Once referred to as poor man's honey, this is a syrup of similar consistency made from pears. It is a uniquely Swiss product and can be used interchangeably with honey in most dishes, lending a markedly fruity taste.
Birnenhonig is most often seen throughout central Switzerland, notably in the cantons of Luzern and Zug. There is a similar product in the Romandie, Vin Cuit, which is syrup made from a concentration of pear, apple or grapes.
Its applications vary. According to Sam, no meal of Gschwellti (boiled potatoes) and cheese would be complete without Birnenhonig. Children stir it into warm milk.
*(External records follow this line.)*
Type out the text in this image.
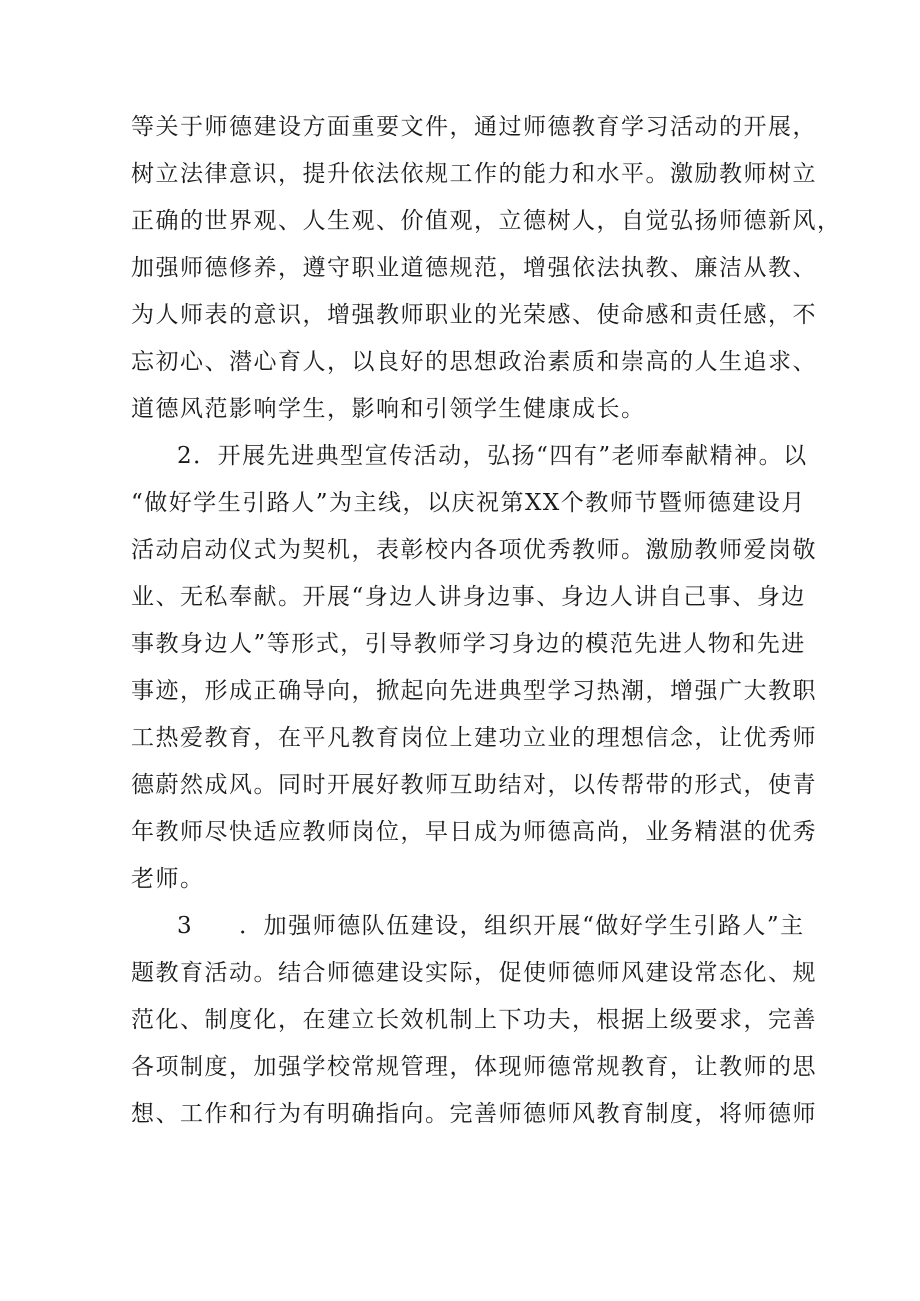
等关于师德建设方面重要文件，通过师德教育学习活动的开展，
树立法律意识，提升依法依规工作的能力和水平。激励教师树立
正确的世界观、人生观、价值观，立德树人，自觉弘扬师德新风，
加强师德修养，遵守职业道德规范，增强依法执教、廉洁从教、
为人师表的意识，增强教师职业的光荣感、使命感和责任感，不
忘初心、潜心育人，以良好的思想政治素质和崇高的人生追求、
道德风范影响学生，影响和引领学生健康成长。

2．开展先进典型宣传活动，弘扬“四有”老师奉献精神。以
“做好学生引路人”为主线，以庆祝第XX个教师节暨师德建设月
活动启动仪式为契机，表彰校内各项优秀教师。激励教师爱岗敬
业、无私奉献。开展“身边人讲身边事、身边人讲自己事、身边
事教身边人”等形式，引导教师学习身边的模范先进人物和先进
事迹，形成正确导向，掀起向先进典型学习热潮，增强广大教职
工热爱教育，在平凡教育岗位上建功立业的理想信念，让优秀师
德蔚然成风。同时开展好教师互助结对，以传帮带的形式，使青
年教师尽快适应教师岗位，早日成为师德高尚，业务精湛的优秀
老师。

3 ．加强师德队伍建设，组织开展“做好学生引路人”主
题教育活动。结合师德建设实际，促使师德师风建设常态化、规
范化、制度化，在建立长效机制上下功夫，根据上级要求，完善
各项制度，加强学校常规管理，体现师德常规教育，让教师的思
想、工作和行为有明确指向。完善师德师风教育制度，将师德师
It makes an excellent sweetener for birchermüesli and sometimes I use it in the place of honey in a salad dressing or marinade. And it is the key ingredient in a Lucernese classic: Lebkuchen.
You often see Birnenhonig sold as ‘Birnel’. Although it can be used the same way as Birnenhonig, Birnel is slightly different—during production some of its acid is removed, which gives it a lighter colour and a slightly less sour taste, and originally it was a way for the government to prevent alcohol abuse.
In 1932 the Swiss government introduced a new law regulating the production, distribution, sale, and consumption of alcohol. Government support was offered for farmers who turned their potatoes and pears into food products (like Birnel) instead of schnapps.
The Swiss government wasn't only looking to combat alcoholism, but also poverty, which is why in 1952, Winterhilfe, a Swiss anti-poverty organization with a big network of distributors, became the exclusive sellers of the product. Proceeds from the sale of Birnel went (and still go) to Swiss families in need.
Although now it is readily available at most supermarkets, you can also still buy Birnel directly from Winterhilfe.